Tech Journalists: How Much Street Cred Do You Need?

Cyndy Aleo-Carreira,


Weird Al's Eat It cover imageWhen I first got out of college and had to get a real job, I met a lot of resistance when it came to technical writing jobs, which was what I originally intended to do. From software development companies to engineering companies, they all said the same thing: the writing degree was fine, but I wasn't a programmer/engineer, and therefore, "couldn't understand." Based on a lot of the documentation I've seen in user manuals and other documentation since then, I'd still argue the same point: programmers and engineers often need a non-technical person to translate their ideas into plain language for average people to understand. However, tired of arguing, I decided if I couldn't beat them, I'd join them, and started doing first system administration, then development.

When I returned to writing, I had the street cred, but no longer the writing experience, and I had to readjust. I've sometimes been criticized for being "too techie" but I try to keep my writing balanced. I can't claim to have developed enterprise systems in my day (I was doing corporate intranets before the days of Sharepoint and wikis), but I have a fair understanding of how all these tubes work and if I don't know something, I know how to figure it out.

Obviously, I have a different perspective when it comes to Web 2.0 issues, especially when it comes to those of the technical variety. I tend to read a lot of things written by developers and recovering developers (like me), but that's a personal interest bias. I've certainly never discounted a blogger for never having written a line of code, but I've seen a lot of criticism when that's the case.
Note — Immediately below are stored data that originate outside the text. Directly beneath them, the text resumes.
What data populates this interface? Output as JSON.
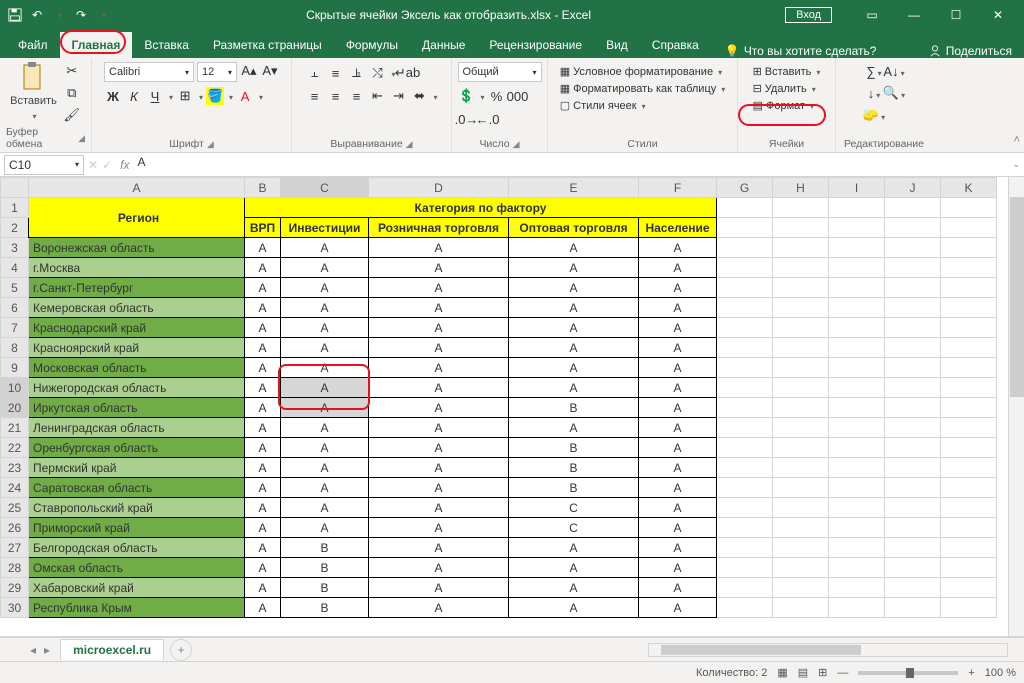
{
  "titlebar": {
    "title": "Скрытые ячейки Эксель как отобразить.xlsx  -  Excel",
    "login": "Вход"
  },
  "tabs": {
    "file": "Файл",
    "home": "Главная",
    "insert": "Вставка",
    "layout": "Разметка страницы",
    "formulas": "Формулы",
    "data": "Данные",
    "review": "Рецензирование",
    "view": "Вид",
    "help": "Справка",
    "tellme": "Что вы хотите сделать?",
    "share": "Поделиться"
  },
  "ribbon": {
    "clipboard": {
      "paste": "Вставить",
      "label": "Буфер обмена"
    },
    "font": {
      "name": "Calibri",
      "size": "12",
      "label": "Шрифт"
    },
    "align": {
      "label": "Выравнивание"
    },
    "number": {
      "format": "Общий",
      "label": "Число"
    },
    "styles": {
      "cond": "Условное форматирование",
      "table": "Форматировать как таблицу",
      "cell": "Стили ячеек",
      "label": "Стили"
    },
    "cells": {
      "insert": "Вставить",
      "delete": "Удалить",
      "format": "Формат",
      "label": "Ячейки"
    },
    "editing": {
      "label": "Редактирование"
    }
  },
  "nameBox": "C10",
  "formula": "А",
  "columns": [
    "A",
    "B",
    "C",
    "D",
    "E",
    "F",
    "G",
    "H",
    "I",
    "J",
    "K"
  ],
  "header1": {
    "region": "Регион",
    "category": "Категория по фактору"
  },
  "header2": {
    "b": "ВРП",
    "c": "Инвестиции",
    "d": "Розничная торговля",
    "e": "Оптовая торговля",
    "f": "Население"
  },
  "rows": [
    {
      "n": "3",
      "a": "Воронежская область",
      "b": "А",
      "c": "А",
      "d": "А",
      "e": "А",
      "f": "А",
      "g": "d"
    },
    {
      "n": "4",
      "a": "г.Москва",
      "b": "А",
      "c": "А",
      "d": "А",
      "e": "А",
      "f": "А",
      "g": "l"
    },
    {
      "n": "5",
      "a": "г.Санкт-Петербург",
      "b": "А",
      "c": "А",
      "d": "А",
      "e": "А",
      "f": "А",
      "g": "d"
    },
    {
      "n": "6",
      "a": "Кемеровская область",
      "b": "А",
      "c": "А",
      "d": "А",
      "e": "А",
      "f": "А",
      "g": "l"
    },
    {
      "n": "7",
      "a": "Краснодарский край",
      "b": "А",
      "c": "А",
      "d": "А",
      "e": "А",
      "f": "А",
      "g": "d"
    },
    {
      "n": "8",
      "a": "Красноярский край",
      "b": "А",
      "c": "А",
      "d": "А",
      "e": "А",
      "f": "А",
      "g": "l"
    },
    {
      "n": "9",
      "a": "Московская область",
      "b": "А",
      "c": "А",
      "d": "А",
      "e": "А",
      "f": "А",
      "g": "d"
    },
    {
      "n": "10",
      "a": "Нижегородская область",
      "b": "А",
      "c": "А",
      "d": "А",
      "e": "А",
      "f": "А",
      "g": "l",
      "sel": true
    },
    {
      "n": "20",
      "a": "Иркутская область",
      "b": "А",
      "c": "А",
      "d": "А",
      "e": "В",
      "f": "А",
      "g": "d",
      "sel": true
    },
    {
      "n": "21",
      "a": "Ленинградская область",
      "b": "А",
      "c": "А",
      "d": "А",
      "e": "А",
      "f": "А",
      "g": "l"
    },
    {
      "n": "22",
      "a": "Оренбургская область",
      "b": "А",
      "c": "А",
      "d": "А",
      "e": "В",
      "f": "А",
      "g": "d"
    },
    {
      "n": "23",
      "a": "Пермский край",
      "b": "А",
      "c": "А",
      "d": "А",
      "e": "В",
      "f": "А",
      "g": "l"
    },
    {
      "n": "24",
      "a": "Саратовская область",
      "b": "А",
      "c": "А",
      "d": "А",
      "e": "В",
      "f": "А",
      "g": "d"
    },
    {
      "n": "25",
      "a": "Ставропольский край",
      "b": "А",
      "c": "А",
      "d": "А",
      "e": "С",
      "f": "А",
      "g": "l"
    },
    {
      "n": "26",
      "a": "Приморский край",
      "b": "А",
      "c": "А",
      "d": "А",
      "e": "С",
      "f": "А",
      "g": "d"
    },
    {
      "n": "27",
      "a": "Белгородская область",
      "b": "А",
      "c": "В",
      "d": "А",
      "e": "А",
      "f": "А",
      "g": "l"
    },
    {
      "n": "28",
      "a": "Омская область",
      "b": "А",
      "c": "В",
      "d": "А",
      "e": "А",
      "f": "А",
      "g": "d"
    },
    {
      "n": "29",
      "a": "Хабаровский край",
      "b": "А",
      "c": "В",
      "d": "А",
      "e": "А",
      "f": "А",
      "g": "l"
    },
    {
      "n": "30",
      "a": "Республика Крым",
      "b": "А",
      "c": "В",
      "d": "А",
      "e": "А",
      "f": "А",
      "g": "d"
    }
  ],
  "sheetTab": "microexcel.ru",
  "status": {
    "count": "Количество: 2",
    "zoom": "100 %"
  }
}
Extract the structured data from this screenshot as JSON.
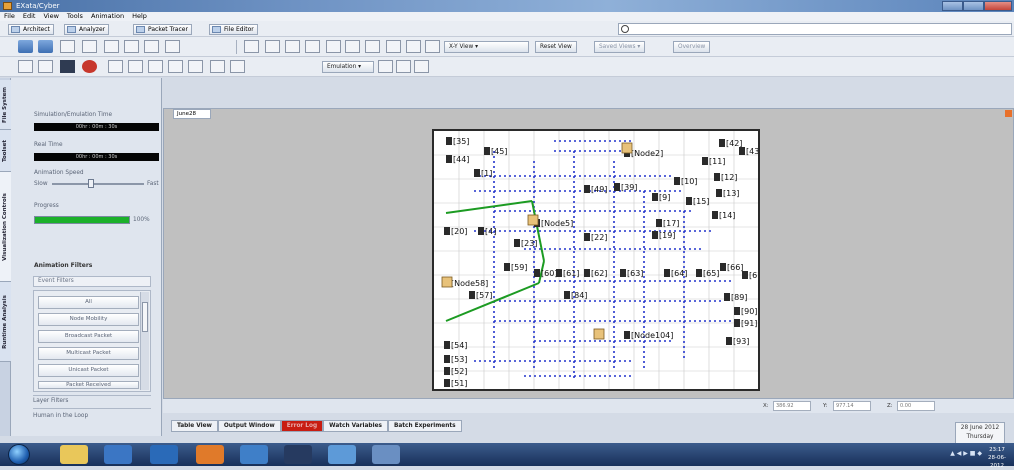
{
  "window": {
    "title": "EXata/Cyber"
  },
  "menu": [
    "File",
    "Edit",
    "View",
    "Tools",
    "Animation",
    "Help"
  ],
  "modes": [
    {
      "label": "Architect"
    },
    {
      "label": "Analyzer"
    },
    {
      "label": "Packet Tracer"
    },
    {
      "label": "File Editor"
    }
  ],
  "toolbar": {
    "view_select": "X-Y View",
    "reset_view": "Reset View",
    "saved_views": "Saved Views",
    "overview": "Overview",
    "run_mode": "Emulation"
  },
  "side_tabs": [
    "File System",
    "Toolset",
    "Visualization Controls",
    "Runtime Analysis"
  ],
  "panel": {
    "sim_time_label": "Simulation/Emulation Time",
    "sim_time_value": "00hr : 00m : 30s",
    "real_time_label": "Real Time",
    "real_time_value": "00hr : 00m : 30s",
    "anim_speed_label": "Animation Speed",
    "slow": "Slow",
    "fast": "Fast",
    "progress_label": "Progress",
    "progress_text": "100%",
    "progress_value": 1.0,
    "anim_filters": "Animation Filters",
    "event_filters": "Event Filters",
    "filters": [
      "All",
      "Node Mobility",
      "Broadcast Packet",
      "Multicast Packet",
      "Unicast Packet",
      "Packet Received"
    ],
    "layer_filters": "Layer Filters",
    "human_loop": "Human in the Loop"
  },
  "canvas": {
    "tab": "June28",
    "nodes": [
      "[35]",
      "[44]",
      "[45]",
      "[Node2]",
      "[42]",
      "[43]",
      "[11]",
      "[1]",
      "[12]",
      "[13]",
      "[10]",
      "[15]",
      "[14]",
      "[49]",
      "[39]",
      "[9]",
      "[17]",
      "[19]",
      "[Node5]",
      "[20]",
      "[4]",
      "[22]",
      "[23]",
      "[59]",
      "[60]",
      "[61]",
      "[62]",
      "[63]",
      "[64]",
      "[65]",
      "[66]",
      "[67]",
      "[Node58]",
      "[57]",
      "[84]",
      "[89]",
      "[90]",
      "[91]",
      "[Node104]",
      "[54]",
      "[53]",
      "[52]",
      "[51]",
      "[93]"
    ]
  },
  "coords": {
    "x_label": "X:",
    "x_value": "386.92",
    "y_label": "Y:",
    "y_value": "977.14",
    "z_label": "Z:",
    "z_value": "0.00"
  },
  "bottom_tabs": [
    "Table View",
    "Output Window",
    "Error Log",
    "Watch Variables",
    "Batch Experiments"
  ],
  "status": {
    "date": "28 June 2012",
    "day": "Thursday"
  },
  "taskbar": {
    "time": "23:17",
    "date": "28-06-2012"
  }
}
I'm left with the question of how much street cred a tech blogger or tech journalist really needs to have. While I've met a journalist or two who was so out of their element that they needed a new address, for the most part, I believe that journalists can immerse themselves so deeply in an area that they establish credibility. When Mike Arrington recently posted a series of questions to the folks over at Twitter, commenters such as Sandy, Commenter 14, called Arrington out for even attempting to ask questions, since he doesn't personally have experience in architecting a scalable application. If the qualifier for asking questions about anything means you have to have first done it yourself, I'm guessing that the White House press corps can be seriously reduced, so is that really the issue? I never got the feeling that Arrington was telling them what to do, only asking questions that anyone might want answers to. That's the journalist's job.

On the other hand, we have Rafe Needleman's question about Twitter, which Triston wrote about early this morning. Unless I'm missing something in the article, it was one of the most pointless solutions to the Twitter issues that I've ever seen. Anyone from a CS 101 student to a seasoned CTO could tell you that if you have a parallel development process and switch over to the new code that should (hopefully) work. There isn't any need to take it down, and if a spotty service loses users, one that is completely missing would be even worse.

So which is it? Do you need to have a development background to be able to ask these questions and discuss solutions? Or do years writing about the business count as enough credibility?

 No sooner do I post this than I see that Adnan Wasim had an answer before I even asked it.